When professional athletes step into a competitive environment, there are few secrets about the training program that got them there. Everyone is training extremely hard, and there’s no magic potion that will allow an athlete to perform at a physically higher level than someone else. Often the only difference between winning and losing is who has the mental toughness to perform at their best when it really matters.

This is a lesson Addie Bracy has learned throughout her competitive career. She grew up running and ultimately earned a scholarship as a three-sport athlete to the University of North Carolina-Chapel Hill. She competed in cross country in the fall, indoor track in the winter and outdoor track in the spring.

“I considered myself more of an athlete-student rather than a student-athlete,” Bracy says. “I was part of a very competitive team, and I think I picked a major (communications) that was not as challenging simply so that I could survive.”

After completing her undergraduate degree, Bracy stayed with UNC-Chapel Hill and worked as a volunteer assistant for the team; she also began competing professionally. In 2012, she focused on taking her running to the next level and moved to Colorado. Since then, she has run countless races, made the Olympic trials and has competed with Team U.S.A. in approximately 10 different international races. However, through all the racing and by working as a personal coach in Boulder, Bracy began to realize there was an element missing during competition.

“I felt really confident in my technical coaching capabilities. However, the longer I coached and the more I competed, I found the deficit being not physical, but psychological. If I was going to make as big of an impact as I wanted to as a coach, and compete as well as I wanted to, this was an area I needed to explore more and understand,” Bracy says. “I was excited when I found out one of the best programs in the country was here, because I didn’t want to leave Colorado.”

Addie Bracy, GSPP
Bracy finished 2nd place in the Way Too Cool 50k on March 2.

Two years ago, Bracy started working on her master’s in sport and performance psychology from the Graduate School of Professional Psychology (GSPP) at the University of Denver. During this time, she has continued to run and coach, and she has also discovered the world of ultrarunning.

“I’m fascinated by the endurance piece of ultrarunning, because that to me is so psychological,” she says. “If you are running for 100 or 200 miles, you are not operating at your highest physical capacity, so to me the interesting piece is the psychological element.”

Bracy has had to put competing on the backburner while she’s been in grad school, but after Commencement in June she plans to spend a couple of years focusing on training and applying what she has learned at GSPP.

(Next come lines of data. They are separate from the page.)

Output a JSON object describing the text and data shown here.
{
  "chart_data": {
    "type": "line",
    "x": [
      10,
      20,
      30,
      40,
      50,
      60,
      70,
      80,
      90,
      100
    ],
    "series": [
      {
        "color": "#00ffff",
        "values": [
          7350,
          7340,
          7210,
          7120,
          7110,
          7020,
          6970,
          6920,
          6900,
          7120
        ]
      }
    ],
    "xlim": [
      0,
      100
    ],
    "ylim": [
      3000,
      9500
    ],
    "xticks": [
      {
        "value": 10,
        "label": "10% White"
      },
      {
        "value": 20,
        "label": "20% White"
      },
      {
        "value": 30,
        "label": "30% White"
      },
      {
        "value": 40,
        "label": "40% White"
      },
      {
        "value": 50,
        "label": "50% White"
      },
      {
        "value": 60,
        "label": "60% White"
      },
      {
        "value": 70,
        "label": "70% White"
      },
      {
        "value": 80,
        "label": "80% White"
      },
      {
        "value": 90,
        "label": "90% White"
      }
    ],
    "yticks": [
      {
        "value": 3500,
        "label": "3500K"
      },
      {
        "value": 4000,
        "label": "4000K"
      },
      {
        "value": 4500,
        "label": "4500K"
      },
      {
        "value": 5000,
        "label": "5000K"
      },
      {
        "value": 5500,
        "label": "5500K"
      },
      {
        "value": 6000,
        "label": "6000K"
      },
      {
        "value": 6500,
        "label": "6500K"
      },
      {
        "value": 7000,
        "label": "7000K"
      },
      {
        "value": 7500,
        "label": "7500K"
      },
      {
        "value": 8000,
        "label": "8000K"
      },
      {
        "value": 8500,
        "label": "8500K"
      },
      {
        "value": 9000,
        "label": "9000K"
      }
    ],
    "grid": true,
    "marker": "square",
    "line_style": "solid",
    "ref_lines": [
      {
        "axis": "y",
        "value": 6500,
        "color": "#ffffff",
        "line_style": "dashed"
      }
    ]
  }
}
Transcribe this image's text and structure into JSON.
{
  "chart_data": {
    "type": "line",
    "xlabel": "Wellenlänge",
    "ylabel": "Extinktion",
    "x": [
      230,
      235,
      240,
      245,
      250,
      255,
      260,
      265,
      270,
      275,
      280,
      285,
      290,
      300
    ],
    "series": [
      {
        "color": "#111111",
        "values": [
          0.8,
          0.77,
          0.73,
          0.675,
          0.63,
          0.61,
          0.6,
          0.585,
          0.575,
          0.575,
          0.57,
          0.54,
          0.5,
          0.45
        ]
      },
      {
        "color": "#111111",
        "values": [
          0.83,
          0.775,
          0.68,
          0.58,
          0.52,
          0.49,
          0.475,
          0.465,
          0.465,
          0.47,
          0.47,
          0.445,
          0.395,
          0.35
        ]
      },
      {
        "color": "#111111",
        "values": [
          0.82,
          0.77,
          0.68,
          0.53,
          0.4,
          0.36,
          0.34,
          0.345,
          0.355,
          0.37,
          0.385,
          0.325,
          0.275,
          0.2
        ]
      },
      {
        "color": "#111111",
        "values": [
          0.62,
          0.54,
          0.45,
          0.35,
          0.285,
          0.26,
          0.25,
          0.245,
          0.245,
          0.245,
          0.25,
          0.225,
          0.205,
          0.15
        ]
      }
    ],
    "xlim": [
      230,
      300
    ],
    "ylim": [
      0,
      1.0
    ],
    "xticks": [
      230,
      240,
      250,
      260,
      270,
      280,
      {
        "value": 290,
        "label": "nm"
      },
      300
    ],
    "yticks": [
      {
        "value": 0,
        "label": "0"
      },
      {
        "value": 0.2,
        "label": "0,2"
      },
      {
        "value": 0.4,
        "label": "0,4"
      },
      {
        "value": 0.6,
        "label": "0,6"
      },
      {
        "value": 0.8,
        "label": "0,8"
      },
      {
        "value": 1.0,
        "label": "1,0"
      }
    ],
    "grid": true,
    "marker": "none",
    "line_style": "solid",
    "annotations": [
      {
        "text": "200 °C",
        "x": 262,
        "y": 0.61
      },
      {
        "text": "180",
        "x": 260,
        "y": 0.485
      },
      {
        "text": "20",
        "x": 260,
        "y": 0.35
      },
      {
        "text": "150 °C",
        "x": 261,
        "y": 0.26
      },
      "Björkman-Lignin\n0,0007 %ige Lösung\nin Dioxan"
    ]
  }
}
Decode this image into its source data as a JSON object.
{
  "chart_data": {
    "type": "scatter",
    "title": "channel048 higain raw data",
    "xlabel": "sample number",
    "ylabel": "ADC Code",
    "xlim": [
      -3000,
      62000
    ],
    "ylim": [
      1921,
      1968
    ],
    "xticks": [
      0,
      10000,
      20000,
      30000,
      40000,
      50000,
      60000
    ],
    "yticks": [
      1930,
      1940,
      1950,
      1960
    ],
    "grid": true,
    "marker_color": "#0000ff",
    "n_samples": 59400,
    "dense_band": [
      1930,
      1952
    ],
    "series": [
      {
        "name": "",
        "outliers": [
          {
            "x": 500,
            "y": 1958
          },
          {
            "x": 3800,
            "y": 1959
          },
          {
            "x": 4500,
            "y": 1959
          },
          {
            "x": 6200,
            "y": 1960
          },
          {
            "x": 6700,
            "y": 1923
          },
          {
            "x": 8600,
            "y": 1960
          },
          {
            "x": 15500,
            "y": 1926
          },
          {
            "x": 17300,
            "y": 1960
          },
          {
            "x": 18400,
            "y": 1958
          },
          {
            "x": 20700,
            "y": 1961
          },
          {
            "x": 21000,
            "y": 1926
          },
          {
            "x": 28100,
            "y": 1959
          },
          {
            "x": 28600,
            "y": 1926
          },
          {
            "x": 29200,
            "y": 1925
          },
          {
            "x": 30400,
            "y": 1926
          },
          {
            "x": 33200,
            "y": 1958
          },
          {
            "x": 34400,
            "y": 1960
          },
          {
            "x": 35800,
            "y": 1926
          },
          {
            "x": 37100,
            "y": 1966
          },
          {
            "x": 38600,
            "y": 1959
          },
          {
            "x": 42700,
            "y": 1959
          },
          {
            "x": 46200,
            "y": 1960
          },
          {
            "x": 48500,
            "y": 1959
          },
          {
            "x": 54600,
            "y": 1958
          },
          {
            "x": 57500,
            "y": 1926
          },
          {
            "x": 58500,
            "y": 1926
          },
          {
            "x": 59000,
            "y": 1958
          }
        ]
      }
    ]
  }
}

She also knows that her time as a professional athlete is limited, so Bracy continues to study ultrarunning and how people are pushing the boundaries of how far they can go, or how fast they can run 100 miles. In January, she purchased 40 acres of land near Leadville. Her vision is to create a training ground for athletes and not only provide what is physically necessary to compete, but also introduce the psychological element to the training.

“Ultrarunning is this completely other side of running that focuses on how much distance someone can cover,” Bracy says. “I’m intrigued by the psychological aspect of pushing the limit of ‘how long can I be uncomfortable?’ This challenge is unlike most sports that are happening right now.”